Saturday 10 August 2013

Opening lines from Books


I can't give the opening lines to my favourite books because I don't keep books as such. My library consists mostly of reference books relating to arts, crafts, hobbies, religion and spiritual thought. It used to include books about politics but I gave up on that years ago. Novels come and go, year in, year out. When they are read they are passed onto family or friends. I particularly like historical novels or biographies. 
I have never owned a collection of classics and Shakespeare, since school days, has left no appeal.
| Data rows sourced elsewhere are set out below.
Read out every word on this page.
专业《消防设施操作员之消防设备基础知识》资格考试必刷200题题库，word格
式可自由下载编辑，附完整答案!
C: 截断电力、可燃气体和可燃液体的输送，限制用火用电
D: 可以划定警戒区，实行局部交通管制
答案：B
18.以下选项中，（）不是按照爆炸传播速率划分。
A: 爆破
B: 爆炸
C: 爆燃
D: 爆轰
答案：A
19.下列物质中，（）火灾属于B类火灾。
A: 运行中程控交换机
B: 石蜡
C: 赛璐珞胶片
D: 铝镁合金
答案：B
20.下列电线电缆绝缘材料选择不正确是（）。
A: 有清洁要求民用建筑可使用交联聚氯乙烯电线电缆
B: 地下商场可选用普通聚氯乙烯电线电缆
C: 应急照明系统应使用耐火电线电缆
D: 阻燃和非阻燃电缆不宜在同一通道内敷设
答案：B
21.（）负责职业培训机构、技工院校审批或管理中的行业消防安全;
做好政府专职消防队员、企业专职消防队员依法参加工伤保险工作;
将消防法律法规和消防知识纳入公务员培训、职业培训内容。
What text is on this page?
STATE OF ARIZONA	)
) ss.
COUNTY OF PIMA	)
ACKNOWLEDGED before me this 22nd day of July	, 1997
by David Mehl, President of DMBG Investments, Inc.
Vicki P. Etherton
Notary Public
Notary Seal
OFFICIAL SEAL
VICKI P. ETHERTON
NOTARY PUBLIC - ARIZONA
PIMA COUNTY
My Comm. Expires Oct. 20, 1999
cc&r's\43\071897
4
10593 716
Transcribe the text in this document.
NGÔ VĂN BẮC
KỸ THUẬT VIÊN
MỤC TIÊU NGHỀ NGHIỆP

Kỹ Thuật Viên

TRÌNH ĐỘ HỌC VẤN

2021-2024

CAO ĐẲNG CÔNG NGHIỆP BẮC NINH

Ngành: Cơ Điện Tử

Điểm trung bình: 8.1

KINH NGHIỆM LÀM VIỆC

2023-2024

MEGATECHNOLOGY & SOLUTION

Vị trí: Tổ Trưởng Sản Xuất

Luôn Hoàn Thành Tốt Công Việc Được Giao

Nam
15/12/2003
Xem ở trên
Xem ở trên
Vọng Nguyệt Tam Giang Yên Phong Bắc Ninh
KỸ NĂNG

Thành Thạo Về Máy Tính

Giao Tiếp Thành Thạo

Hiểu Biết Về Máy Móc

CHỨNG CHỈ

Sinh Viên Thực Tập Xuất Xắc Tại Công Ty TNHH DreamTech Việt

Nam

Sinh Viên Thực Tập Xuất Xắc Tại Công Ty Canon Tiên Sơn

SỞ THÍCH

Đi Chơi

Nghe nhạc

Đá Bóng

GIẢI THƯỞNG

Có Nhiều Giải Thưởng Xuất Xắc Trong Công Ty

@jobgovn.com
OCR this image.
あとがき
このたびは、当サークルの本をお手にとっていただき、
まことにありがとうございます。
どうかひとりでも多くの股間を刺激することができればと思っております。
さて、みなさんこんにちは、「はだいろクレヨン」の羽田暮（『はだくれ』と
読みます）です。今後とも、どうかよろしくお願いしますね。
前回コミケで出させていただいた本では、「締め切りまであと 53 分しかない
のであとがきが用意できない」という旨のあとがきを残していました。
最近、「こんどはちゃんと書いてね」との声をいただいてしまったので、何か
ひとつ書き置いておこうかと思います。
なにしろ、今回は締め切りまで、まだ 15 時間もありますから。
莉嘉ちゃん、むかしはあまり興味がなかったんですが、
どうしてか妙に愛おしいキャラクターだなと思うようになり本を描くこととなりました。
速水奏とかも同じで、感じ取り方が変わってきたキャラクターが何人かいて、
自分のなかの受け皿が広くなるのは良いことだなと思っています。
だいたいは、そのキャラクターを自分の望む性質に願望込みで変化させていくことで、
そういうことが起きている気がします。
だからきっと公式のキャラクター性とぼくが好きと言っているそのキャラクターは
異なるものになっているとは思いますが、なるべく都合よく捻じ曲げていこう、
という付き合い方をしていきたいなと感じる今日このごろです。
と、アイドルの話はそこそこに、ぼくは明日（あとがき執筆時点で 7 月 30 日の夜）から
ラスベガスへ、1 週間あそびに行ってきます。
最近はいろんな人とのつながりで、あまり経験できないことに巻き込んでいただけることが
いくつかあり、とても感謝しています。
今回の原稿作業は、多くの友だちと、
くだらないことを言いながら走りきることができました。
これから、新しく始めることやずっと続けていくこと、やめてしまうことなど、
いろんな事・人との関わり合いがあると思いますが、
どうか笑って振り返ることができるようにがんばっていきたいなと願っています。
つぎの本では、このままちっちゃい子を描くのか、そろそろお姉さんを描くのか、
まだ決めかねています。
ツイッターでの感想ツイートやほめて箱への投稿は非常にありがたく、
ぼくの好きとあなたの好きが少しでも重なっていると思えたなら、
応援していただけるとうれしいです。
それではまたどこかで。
Some of my favourite books from recent years include: 

The God of Small Things a story about childhood experiences by Arundhati Roy, winner of the Booker Prize in 1997
A Thousand Splendid Suns by Khaled Hosseini, 2007
And the Mountains Echoed  by Khaled Hosseini, 2013
The Queen's Fool by Philippa Gregory, 2003

I managed to salvage five novels from my shelves, read, partly read and waiting to be read and I have taken the opening lines from them. 
Katherine Webb, author of The Unseen, 2011
'The first time Leah met the man who would change her life, he was lying face down on a steel table, quite oblivious to her. Odd patches of his clothing remained, the colour of mud, slick with moisture.'

Khaled Hosseini author of And the Mountains Echoed, 2013
'So, then. You want a story and I will tell you one. But just the one. Don't either ask me for more. It's late, and we have a long day of travel ahead of us Pari, you and I.

Kate Morton author of The Distant Hours, 2011
It started with a letter, A letter that had been lost a long time waiting out half a century in a forgotten postal bag in the dim nondescript house in Bermondsey.

Jean Auel author of The Plains of Passage, 2002
The woman caught a glimpse of movement through the dusty haze ahead and wondered if it was the wolf she had seen loping in front of them earlier.

Noah Hawley, author of The Good Father, 2013
Thursday night was pizza night in the Allen household. My last appointment of the day was scheduled for 11am; and at three o'clock I would ride the train home to Westport, thumbing through patient charts and returning phone calls.

Out of the five books listed above. the one which holds the most appeal to me right now is The Unseen. Maybe I should make a challenge to read it. Something for my ever expanding 'to do' list.